Started in 1999, Alibaba International is now the world’s largest online business-to-business marketplace, with more than 500,000 people visiting the site every day and 2.5 million registered users from more than 200 countries. By targeting small and midsize companies, the site, for example, allows a mom-and-pop toy maker in China to sell directly to a shopkeeper in San Francisco.
Meanwhile, Alibaba China has become the largest Chinese-language business-to-business marketplace with around 14 million registered users. The privately held company does not reveal its financial data. However, Alibaba’s deals with Yahoo in 2005 — in which Yahoo took a 40 percent stake in Alibaba, while folding its own China business into Alibaba’s — valued the Chinese company at about $3 billion at the time, said Shaun Rein, managing director of China Market Research Group in Shanghai.
Today, it was announced that Alibaba.com Ltd., operator of China’s largest trading Web site for companies, and its parent may raise as much as HK$10.3 billion ($1.3 billion) in a Hong Kong initial public offering that attracted investors including Yahoo! Inc., according to this Bloomberg article.
So, you might be asking, “Is this where the forty thieves come in?” alluding to the tale of The Thousand and One Nights. We’ll leave that for the financial analysts to consider. But what of the brand? Is it not counter-intuitive for a trading company to choose a name that might be associated with thieves? More about that later, but first: where did Alibaba, the brand name, come from? On a company forum on the Internet, we found this discussion quoting an interview with Alibaba.com’s CEO, Jack Ma:
LH – Now Alibaba… Fancy name, catchy too! But it conjures up, at least to me, something to do with thieves, not legitimate business. Why Alibaba?
JM – One day I was in San Francisco in a coffee shop, and I was thinking Alibaba is a good name. And then a waitress came, and I said do you know about Alibaba? And she said yes. I said what do you know about Alibaba, and she said ‘Open Sesame.’ And I said yes, this is the name! Then I went onto the street and found 30 people and asked them, ‘Do you know Alilbaba’? People from India, people from Germany, people from Tokyo and China… They all knew about Alibaba. Alibaba — open sesame. Alibaba — 40 thieves. Alibaba is not a thief. Alibaba is a kind, smart business person, and he helped the village. So…easy to spell, and global know. Alibaba opens sesame for small- to medium-sized companies. We also registered the name AliMama, in case someone wants to marry us!
Alibaba is a provocation.
Many of the best names are provocations: Virgin, Yahoo, Caterpillar, Fannie Mae, Gap, Banana Republic, Crossfire. To qualify as a provocation, a name must contain what most people would call “negative messages” for the goods and services the name is to represent.

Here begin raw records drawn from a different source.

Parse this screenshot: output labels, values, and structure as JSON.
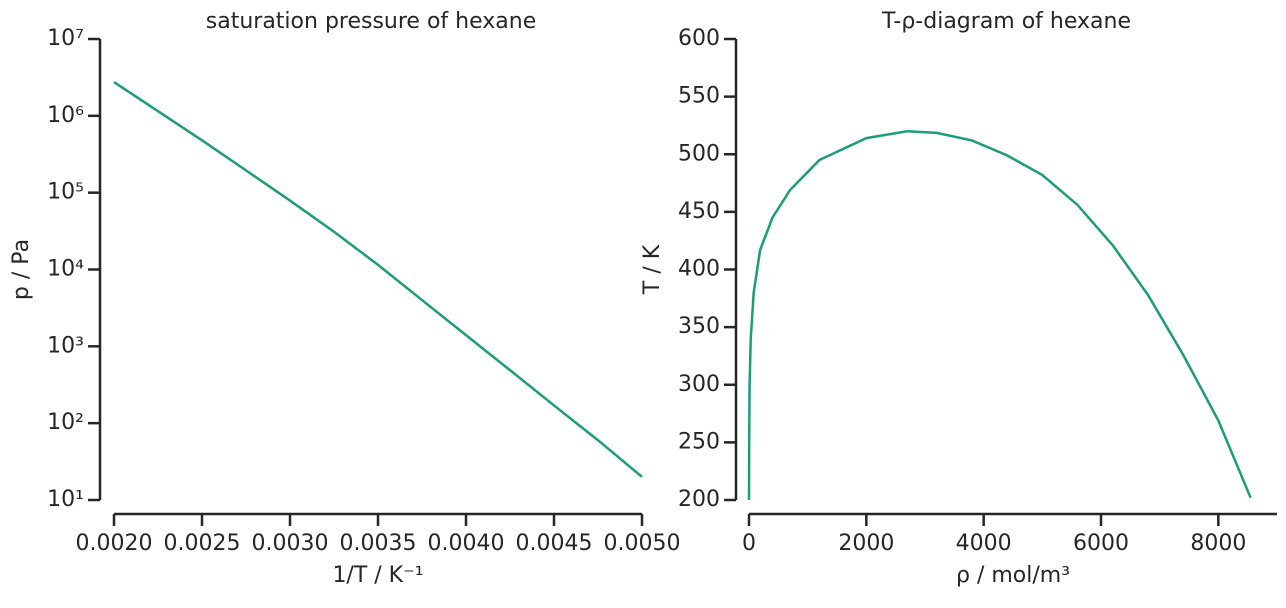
{
  "chart_data": [
    {
      "type": "line",
      "title": "saturation pressure of hexane",
      "xlabel": "1/T / K⁻¹",
      "ylabel": "p / Pa",
      "ylog": true,
      "color": "#1b9e77",
      "x": [
        0.002,
        0.00225,
        0.0025,
        0.00275,
        0.003,
        0.00325,
        0.0035,
        0.00375,
        0.004,
        0.00425,
        0.0045,
        0.00475,
        0.005
      ],
      "values": [
        2750000,
        1150000,
        480000,
        195000,
        79000,
        31000,
        11500,
        4000,
        1400,
        490,
        170,
        60,
        20
      ],
      "xlim": [
        0.002,
        0.005
      ],
      "xticks": [
        {
          "value": 0.002,
          "label": "0.0020"
        },
        {
          "value": 0.0025,
          "label": "0.0025"
        },
        {
          "value": 0.003,
          "label": "0.0030"
        },
        {
          "value": 0.0035,
          "label": "0.0035"
        },
        {
          "value": 0.004,
          "label": "0.0040"
        },
        {
          "value": 0.0045,
          "label": "0.0045"
        },
        {
          "value": 0.005,
          "label": "0.0050"
        }
      ],
      "ylim": [
        10,
        10000000
      ],
      "yticks": [
        {
          "value": 10,
          "label": "10¹"
        },
        {
          "value": 100,
          "label": "10²"
        },
        {
          "value": 1000,
          "label": "10³"
        },
        {
          "value": 10000,
          "label": "10⁴"
        },
        {
          "value": 100000,
          "label": "10⁵"
        },
        {
          "value": 1000000,
          "label": "10⁶"
        },
        {
          "value": 10000000,
          "label": "10⁷"
        }
      ]
    },
    {
      "type": "line",
      "title": "T-ρ-diagram of hexane",
      "xlabel": "ρ / mol/m³",
      "ylabel": "T / K",
      "ylog": false,
      "color": "#1b9e77",
      "x": [
        0.5,
        3,
        10,
        30,
        80,
        190,
        400,
        700,
        1200,
        2000,
        2700,
        3200,
        3800,
        4400,
        5000,
        5600,
        6200,
        6800,
        7400,
        8000,
        8550
      ],
      "values": [
        200,
        250,
        300,
        340,
        380,
        417,
        445,
        469,
        495,
        514,
        520,
        518.5,
        512,
        499,
        482,
        456,
        421,
        378,
        326,
        269,
        202
      ],
      "xlim": [
        0,
        9000
      ],
      "xticks": [
        0,
        2000,
        4000,
        6000,
        8000
      ],
      "ylim": [
        200,
        600
      ],
      "yticks": [
        200,
        250,
        300,
        350,
        400,
        450,
        500,
        550,
        600
      ]
    }
  ]
}
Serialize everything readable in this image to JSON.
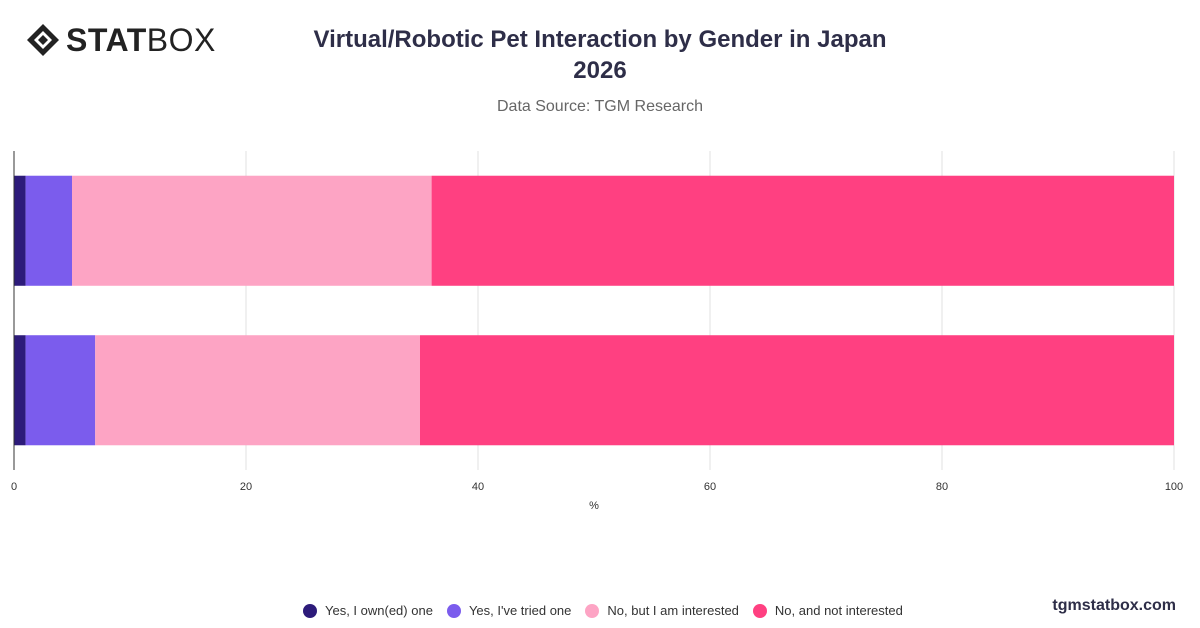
{
  "logo": {
    "text_bold": "STAT",
    "text_light": "BOX"
  },
  "header": {
    "title": "Virtual/Robotic Pet Interaction by Gender in Japan 2026",
    "subtitle": "Data Source: TGM Research"
  },
  "footer": {
    "brand": "tgmstatbox.com"
  },
  "chart_data": {
    "type": "bar",
    "orientation": "horizontal",
    "stacked": true,
    "title": "Virtual/Robotic Pet Interaction by Gender in Japan 2026",
    "subtitle": "Data Source: TGM Research",
    "xlabel": "%",
    "ylabel": "",
    "xlim": [
      0,
      100
    ],
    "x_ticks": [
      0,
      20,
      40,
      60,
      80,
      100
    ],
    "grid": true,
    "legend_position": "bottom",
    "categories": [
      "",
      ""
    ],
    "series": [
      {
        "name": "Yes, I own(ed) one",
        "color": "#2d1b7a",
        "values": [
          1,
          1
        ]
      },
      {
        "name": "Yes, I've tried one",
        "color": "#7b5ced",
        "values": [
          4,
          6
        ]
      },
      {
        "name": "No, but I am interested",
        "color": "#fda4c4",
        "values": [
          31,
          28
        ]
      },
      {
        "name": "No, and not interested",
        "color": "#ff4081",
        "values": [
          64,
          65
        ]
      }
    ]
  }
}
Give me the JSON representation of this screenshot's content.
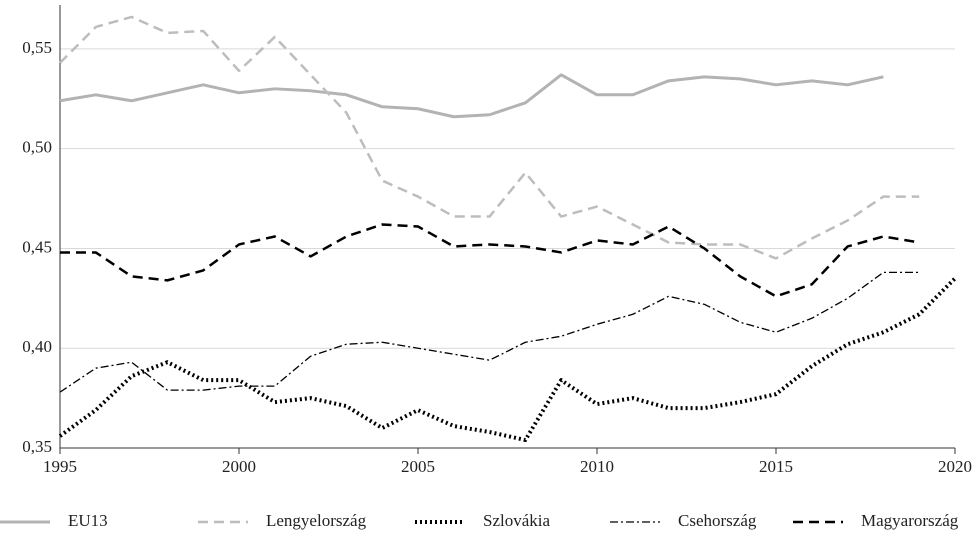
{
  "chart_data": {
    "type": "line",
    "x": [
      1995,
      1996,
      1997,
      1998,
      1999,
      2000,
      2001,
      2002,
      2003,
      2004,
      2005,
      2006,
      2007,
      2008,
      2009,
      2010,
      2011,
      2012,
      2013,
      2014,
      2015,
      2016,
      2017,
      2018,
      2019,
      2020
    ],
    "series": [
      {
        "name": "EU13",
        "color": "#b3b3b3",
        "style": "solid",
        "values": [
          0.524,
          0.527,
          0.524,
          0.528,
          0.532,
          0.528,
          0.53,
          0.529,
          0.527,
          0.521,
          0.52,
          0.516,
          0.517,
          0.523,
          0.537,
          0.527,
          0.527,
          0.534,
          0.536,
          0.535,
          0.532,
          0.534,
          0.532,
          0.536,
          null,
          null
        ]
      },
      {
        "name": "Lengyelország",
        "color": "#bdbdbd",
        "style": "dashed",
        "values": [
          0.543,
          0.561,
          0.566,
          0.558,
          0.559,
          0.539,
          0.556,
          0.537,
          0.518,
          0.484,
          0.476,
          0.466,
          0.466,
          0.488,
          0.466,
          0.471,
          0.462,
          0.453,
          0.452,
          0.452,
          0.445,
          0.455,
          0.464,
          0.476,
          0.476,
          null
        ]
      },
      {
        "name": "Szlovákia",
        "color": "#000000",
        "style": "dotted",
        "values": [
          0.356,
          0.369,
          0.386,
          0.393,
          0.384,
          0.384,
          0.373,
          0.375,
          0.371,
          0.36,
          0.369,
          0.361,
          0.358,
          0.354,
          0.384,
          0.372,
          0.375,
          0.37,
          0.37,
          0.373,
          0.377,
          0.391,
          0.402,
          0.408,
          0.417,
          0.435
        ]
      },
      {
        "name": "Csehország",
        "color": "#000000",
        "style": "dashdot",
        "values": [
          0.378,
          0.39,
          0.393,
          0.379,
          0.379,
          0.381,
          0.381,
          0.396,
          0.402,
          0.403,
          0.4,
          0.397,
          0.394,
          0.403,
          0.406,
          0.412,
          0.417,
          0.426,
          0.422,
          0.413,
          0.408,
          0.415,
          0.425,
          0.438,
          0.438,
          null
        ]
      },
      {
        "name": "Magyarország",
        "color": "#000000",
        "style": "dashed",
        "values": [
          0.448,
          0.448,
          0.436,
          0.434,
          0.439,
          0.452,
          0.456,
          0.446,
          0.456,
          0.462,
          0.461,
          0.451,
          0.452,
          0.451,
          0.448,
          0.454,
          0.452,
          0.461,
          0.45,
          0.436,
          0.426,
          0.432,
          0.451,
          0.456,
          0.453,
          null
        ]
      }
    ],
    "xlim": [
      1995,
      2020
    ],
    "xticks": [
      1995,
      2000,
      2005,
      2010,
      2015,
      2020
    ],
    "ylim": [
      0.35,
      0.572
    ],
    "yticks": [
      {
        "value": 0.35,
        "label": "0,35"
      },
      {
        "value": 0.4,
        "label": "0,40"
      },
      {
        "value": 0.45,
        "label": "0,45"
      },
      {
        "value": 0.5,
        "label": "0,50"
      },
      {
        "value": 0.55,
        "label": "0,55"
      }
    ],
    "grid": true,
    "legend": "bottom"
  }
}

Fortunately, consumers process these negative messages positively. As long as the name maps to one of the positioning points of the brand, consumers never take its meaning literally, and the negative aspects of the name just give it greater depth.
Nothing is more powerful than taking a word with a strong, specific connotation, grabbing a slice of it, mapping that slice to a portion of your positioning, and therefore redefining it. This naming strategy is without question the most powerful one of all.